To explore the space of relative arrangement between the two FnIII domains, FnIII-3 was fixed and the position of FnIII-4 was swept using an exhaustive six-dimensional search. Only orientations with a discrepancy between the calculated and experimental DEER distances (parameter σDEER) of ≤3 Å were accepted. This produced a set of relative arrangements compatible with the DEER restraints. These structures were grouped into 24 clusters defined by a maximum r.m.s.d. of 4 Å for the position of all of the backbone atoms within each cluster, from which one representative structure was selected. Then, for each representative structure, multiple conformations of the 23-residue linker that connects the FnIII-3 and FnIII-4 domains were built using native-like geometry. For every resulting model of the FnIII-3,4 region, the SAXS profile and the parameter σDEER were calculated, including the two DEER-distance restraints involving C1559. The plausible models were selected if the parameter χSAXS, the discrepancy between the calculated and the experimental SAXS curves, was below 1.5 and σDEER was ≤3 Å (Figs. 8[link]a and 8[link]b). It turned out that of 21 selected models for the structure of the complete fragment, 18 of them correspond to the same relative arrangement of FnIII-3 and FnIII-4, differing only in the structure of the linker. The resulting composite atomic structures fit into the reconstructions created ab initio from the SAXS data, the scattering curves calculated for the models match the SAXS profile and the calculated P(r) of the models reproduce the distribution estimated from the experimental scattering curve (Figs. 8[link]c, 8[link]d and 8[link]e).

[Figure 8]
Figure 8
Structure of the FnIII-3,4 region derived from a combination of crystal structures, DEER, SAXS and modelling methods. (a) Two views of the ensemble of models of FnIII-3,4 that fit the DEER and SAXS data. The orientations of FnIII-4 are coloured according to the fit to the 15 DEER restraints (σDEER) of the best models once the linker had been built. The colour intensity of the models of the linker (red) denotes the fit to the SAXS data (χSAXS) of the FnIII-3,4 structures. The σDEER and χSAXS colour scales are shown. (b) Plot of the σDEER and χSAXS values determined for the 21 models that best fit to the experimental data. χSAXS was determined for q ≤ 0.3 Å−1. Points with the same symbol correspond to models with the same orientation of FnIII-4. The SAXS profile is sensitive to the conformation of the linker, as revealed by the wide spread of χSAXS values for a given arrangement of the two FnIII domains. (c) Docking of the atomic models to the SAXS-derived averaged molecular envelope. For clarity, only the most frequent FnIII-4 orientation and the corresponding modelled linkers are shown. (d) Comparison of the theoretical scattering curve of the model with lowest χSAXS (red dashed line) to the experimental SAXS data (grey dots). (e) P(r) functions calculated for the atomic model (red dashed line) and estimated from the SAXS data (black line). Details of the modelling of the inter-domain orientation are shown in Supplementary Fig. S11.

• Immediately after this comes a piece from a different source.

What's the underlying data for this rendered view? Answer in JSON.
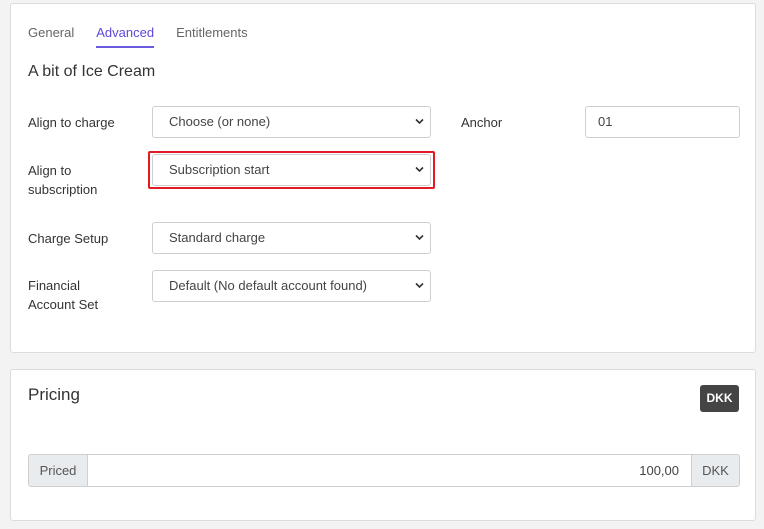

3.7. Structure of FnIII-3,4 of integrin β4

The relative orientations of the FnIII-3 and FnIII-4 domains were similar in the refined models. The longitudinal axes of the two domains form an angle of ∼170°, resulting in a slightly bent structure. The ABE β-sheet of FnIII-3 and the C′CFG β-sheet of FnIII-4 are oriented towards the concave or inner side of the structure. Strands A and G2 at one edge of the β-sandwich of FnIII-3 face a region of FnIII-4 formed by the B/C and F/G2 loops and the N-terminus.

The linker occupies a region near the A/B and E/F loops at one tip of FnIII-3. Notably, A1468 and N1523, substitution of which by Cys-MTSL distorted the FnIII-3,4 structure (see above), are located in strand A and loop E/F of FnIII-3, respectively, near the estimated position of the linker. Thus, mutation of A1468 and N1523 is likely to distort the structure by altering primarily the organization of the linker. The modelled position of the linker and the small contact between the two domains support the linker being required for the correct arrangement of the FnIII-3 and FnIII-4 domains.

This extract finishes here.